A team of researchers at Yale School of Medicine has identified the link between inflammation-induced hepatic insulin resistance and type 2 diabetes. They have identified the molecular mechanism by which insulin normally inhibits production of glucose by the liver and why this process stops working in patients with type 2 diabetes, leading to hyperglycemia.

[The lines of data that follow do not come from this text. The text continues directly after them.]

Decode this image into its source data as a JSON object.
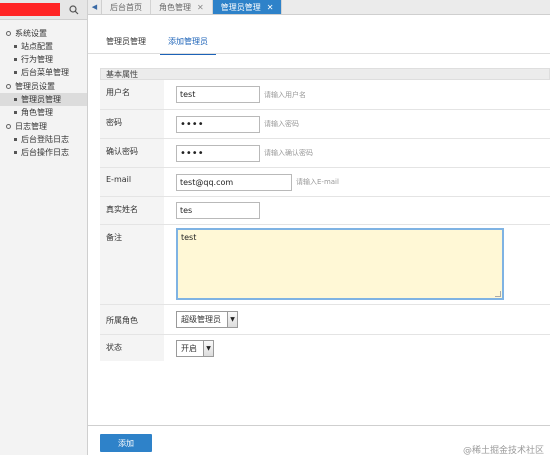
{
  "sidebar": {
    "groups": [
      {
        "label": "系统设置",
        "items": [
          "站点配置",
          "行为管理",
          "后台菜单管理"
        ]
      },
      {
        "label": "管理员设置",
        "items": [
          "管理员管理",
          "角色管理"
        ]
      },
      {
        "label": "日志管理",
        "items": [
          "后台登陆日志",
          "后台操作日志"
        ]
      }
    ],
    "active_item": "管理员管理",
    "search_icon": "search-icon"
  },
  "tabs": [
    {
      "label": "后台首页",
      "closable": false,
      "active": false
    },
    {
      "label": "角色管理",
      "closable": true,
      "active": false
    },
    {
      "label": "管理员管理",
      "closable": true,
      "active": true
    }
  ],
  "subtabs": [
    {
      "label": "管理员管理",
      "active": false
    },
    {
      "label": "添加管理员",
      "active": true
    }
  ],
  "form": {
    "section_title": "基本属性",
    "username": {
      "label": "用户名",
      "value": "test",
      "hint": "请输入用户名"
    },
    "password": {
      "label": "密码",
      "value": "••••",
      "hint": "请输入密码"
    },
    "confirm_password": {
      "label": "确认密码",
      "value": "••••",
      "hint": "请输入确认密码"
    },
    "email": {
      "label": "E-mail",
      "value": "test@qq.com",
      "hint": "请输入E-mail"
    },
    "real_name": {
      "label": "真实姓名",
      "value": "tes"
    },
    "remark": {
      "label": "备注",
      "value": "test"
    },
    "role": {
      "label": "所属角色",
      "value": "超级管理员"
    },
    "status": {
      "label": "状态",
      "value": "开启"
    }
  },
  "submit_label": "添加",
  "watermark": "@稀土掘金技术社区",
  "colors": {
    "accent": "#2e82c9",
    "textarea_bg": "#fff8d6",
    "redacted": "#ff2323"
  }
}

Researchers hypothesized that insulin suppressed glucose production by the liver by inhibiting fat breakdown, which would result in a reduction in hepatic acetyl CoA, a key molecule that they showed was critical in regulating the conversion of amino acids and lactate to glucose. Mice studies also revealed that the reversal of this process, due to inflammation in adipose (fatty) tissue, led to increased hepatic glucose production and hyperglycemia in high-fat-fed rodents. The same was seen in obese and insulin-resistant adolescents.
Gerald I. Shulman explained that these studies identify hepatic acetyl CoA as a key mediator of insulin action on the liver and link it to inflammation-induced hepatic insulin resistance and type 2 diabetes. Shulman said, "This new insight into insulin resistance paves the way for exploring new treatment options. None of the drugs people currently use to treat type 2 diabetes target the root cause and by understanding the molecular basis for hepatic insulin resistance they now can design better and more effective drugs for its treatment."
The study is published in the journal Cell.